Fio's log sampling intervals were not uniform, but Jens has since
written an experimental patch for fio that fixes this which you can find
in this thread:
http://www.spinics.net/lists/fio/msg04713.html
We ended up writing a parser that can work around this by reading
multiple fio bw/latency log files and getting aggregate data even
assuming non-uniform sample intervals. This was briefly part of CBT,
but recently was included upstream in fio itself. Armed with this, we
were able to get a seemingly accurate view of hammer vs jewel
performance across various IO sizes:
https://docs.google.com/spreadsheets/d/1MK09ZXufTUCgqa9jVJFO-J9oZWMKn7SnKN7NJ45fzTE/edit?usp=sharing
The gist of this is that Jewel is faster than Hammer for many random
workloads (Read, Write, and Mixed). There is one specific case where
performance degrades significantly: 64-128k sequential reads. We
couldn't find anything obviously wrong with these tests, so we spent
some time running git bisects between hammer and jewel with the NVMe
test configuration (these tests were faster to setup/run than the HDD
setup). We tested about 45 different commits with anywhere from 1-5
samples depending on how confident the results looked:
https://docs.google.com/spreadsheets/d/1hbsyNM5pr-ZwBuR7lqnphEd-4kQUid0C9eRyta3ohOA/edit?usp=sharing
There are several commits of interest that have a noticeable effect on
128K sequential read performance:
1) https://github.com/ceph/ceph/commit/3a7b5e3
This commit was the first that introduced anywhere from a 0-10%
performance decrease in the 128K sequential read tests. Primarily it
made performance lower on average and more variable.

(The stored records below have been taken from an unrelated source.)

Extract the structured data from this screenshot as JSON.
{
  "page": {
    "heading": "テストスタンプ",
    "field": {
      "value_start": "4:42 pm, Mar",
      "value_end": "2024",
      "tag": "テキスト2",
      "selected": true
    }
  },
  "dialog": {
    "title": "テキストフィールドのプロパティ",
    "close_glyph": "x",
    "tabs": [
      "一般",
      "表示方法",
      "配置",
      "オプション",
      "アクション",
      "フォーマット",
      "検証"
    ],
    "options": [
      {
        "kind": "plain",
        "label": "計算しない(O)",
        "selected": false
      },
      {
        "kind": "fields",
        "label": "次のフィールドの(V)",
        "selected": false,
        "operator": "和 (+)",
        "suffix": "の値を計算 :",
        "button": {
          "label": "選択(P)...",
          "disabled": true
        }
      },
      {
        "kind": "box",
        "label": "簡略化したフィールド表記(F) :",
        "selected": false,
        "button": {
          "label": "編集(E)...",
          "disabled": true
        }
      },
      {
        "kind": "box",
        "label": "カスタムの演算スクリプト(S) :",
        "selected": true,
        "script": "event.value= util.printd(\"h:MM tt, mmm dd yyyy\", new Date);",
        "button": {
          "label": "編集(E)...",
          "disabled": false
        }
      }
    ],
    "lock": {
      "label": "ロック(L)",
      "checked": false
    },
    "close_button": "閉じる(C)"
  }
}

2) https://github.com/ceph/ceph/commit/c474ee42
This commit had a very large impact, reducing performance by another 20-25%.
3) https://github.com/ceph/ceph/commit/66e7464
This was a fix that helped regain some of the performance loss due to
c474ee42, but didn't totally reclaim it.
4) 218bc2d - b85a5fe
Between commits 218bc2d and b85a5fe, there's a fair amount of
variability in the test results. It's possible that some of the commits
here are having an effect on performance, but it's difficult to tell.
Might be worth more investigation after other bottlenecks are removed.
5) https://github.com/ceph/ceph/commit/8aae868
The new AioImageRequestWQ appears to be the cause of the most recent
large reduction in 128K sequential read performance.
6) 8aae868 - 6f18f04
There may be some additional small performance impacts in these commits,
though it's difficult to tell which ones since most of the bisects had
to be skipped due to ceph failing to compile.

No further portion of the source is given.